Le 13 octobre 2025, The Guardian a publié les résultats d’une étude menée dans les Adirondacks, aux États-Unis. Les chercheurs ont comparé deux lacs voisins : Tear of the Clouds, fréquenté par les randonneurs, et Moss Pond, isolé, sans sentier. Résultat : 16,54 particules de microplastiques par millilitre d’eau dans le premier, contre 0,73 dans le second…
Des particules de microplastiques libérées à chaque foulée
Pour les chercheurs, les responsables sont clairement identifiés : les semelles souples des chaussures de randonnée et les vêtements synthétiques. « Les chaussures de trail et les textiles techniques semblent jouer un rôle significatif dans la présence de microplastiques dans ces eaux reculées », explique le data scientist Tim Keyes dans The Guardian.
Chaque pas sur un sol rocailleux provoque de minuscules abrasions : des fragments de plastique se détachent, parfois invisibles à l’œil nu, puis sont emportés par la pluie vers les ruisseaux et les lacs. Ces microparticules, plus légères que l’eau, peuvent flotter longtemps avant de se déposer. En 2023, la même équipe pensait que la pollution venait surtout de l’air. Mais les nouveaux prélèvements montrent que la fréquentation des sentiers pèse bien plus lourd dans la balance.
Une pollution qui s’accumule dans la nature
Une autre enquête publiée le 10 octobre 2025 par The Guardian illustre la persistance du phénomène. Dans un lac expérimental au Canada, les chercheurs ont observé que, même quand les apports extérieurs cessent, les microplastiques restent piégés dans les sédiments et les berges.
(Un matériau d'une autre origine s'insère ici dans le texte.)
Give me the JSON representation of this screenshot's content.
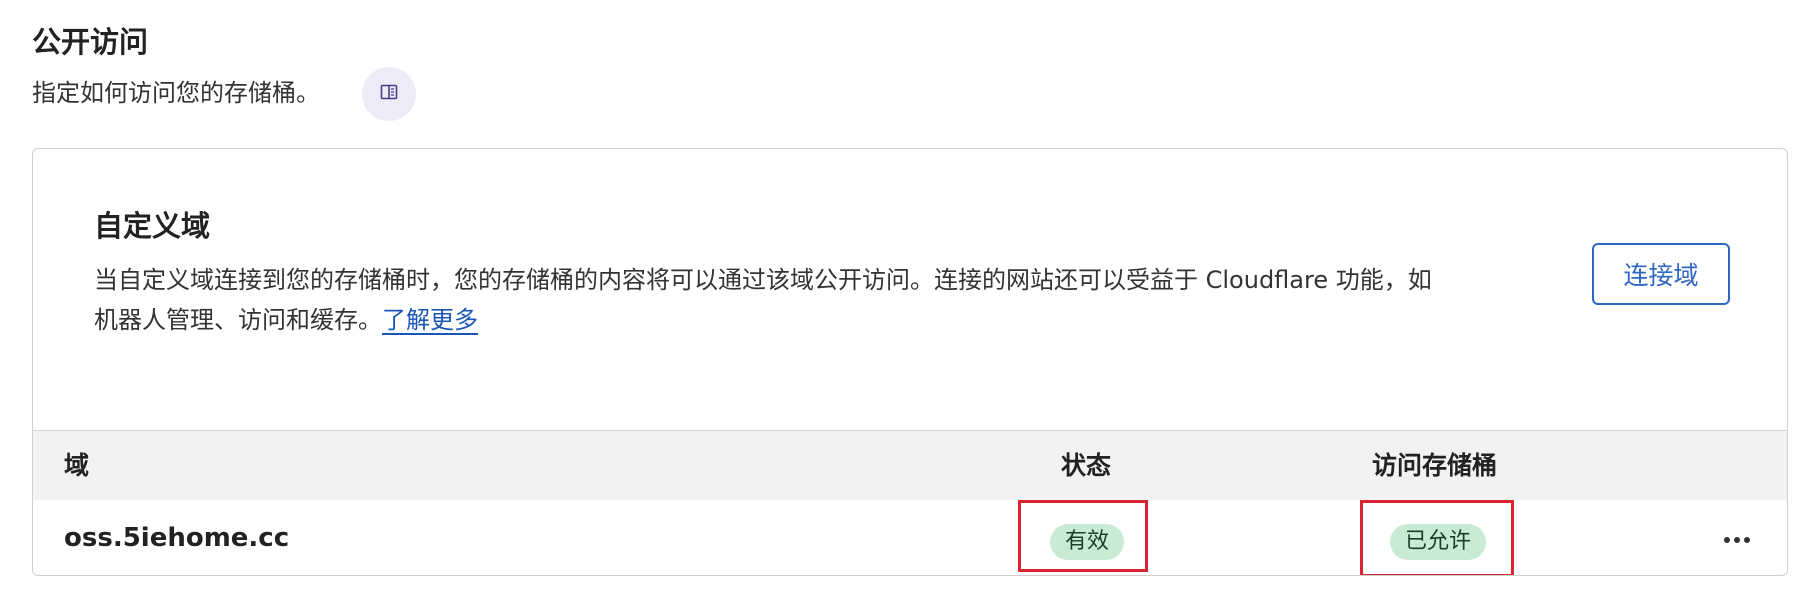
{
  "public_access": {
    "title": "公开访问",
    "description": "指定如何访问您的存储桶。",
    "doc_icon": "book-icon"
  },
  "custom_domain": {
    "title": "自定义域",
    "description_line1": "当自定义域连接到您的存储桶时，您的存储桶的内容将可以通过该域公开访问。连接的网站还可以受益于 Cloudflare 功能，如",
    "description_line2": "机器人管理、访问和缓存。",
    "learn_more": "了解更多",
    "connect_button": "连接域"
  },
  "table": {
    "headers": {
      "domain": "域",
      "status": "状态",
      "access": "访问存储桶"
    },
    "rows": [
      {
        "domain": "oss.5iehome.cc",
        "status": "有效",
        "access": "已允许",
        "more_icon": "more-options-icon"
      }
    ]
  },
  "colors": {
    "accent": "#2f67c4",
    "badge_bg": "#c9ebd3",
    "highlight": "#d9242f"
  }
}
Autrement dit, la pollution ne disparaît pas d’elle-même : elle s’accumule.
Selon la chercheuse Sami Romanick, citée par The Cool Down, « la différence entre un lac fréquenté et un lac vierge est une preuve solide ». En clair : chaque randonneur laisse derrière lui une empreinte plastique quasi indétectable, mais mesurable.
Des risques encore mal connus, mais une responsabilité partagée
Au-delà de la montagne, la pollution microplastique touche déjà notre quotidien. Des particules de microplastiques ont été retrouvées dans le sang, les poumons, le placenta et même le cerveau humain. Une pollution qui provient en grande partie de nos vêtements, nos emballages… et désormais, potentiellement, de nos activités de loisirs en nature.
Les scientifiques appellent donc à des gestes simples : choisir des semelles plus rigides, nettoyer ses chaussures loin des cours d’eau, et préférer des fibres naturelles comme le coton ou la laine pour les couches extérieures. De leur côté, plusieurs marques outdoor travaillent déjà sur des matériaux moins friables.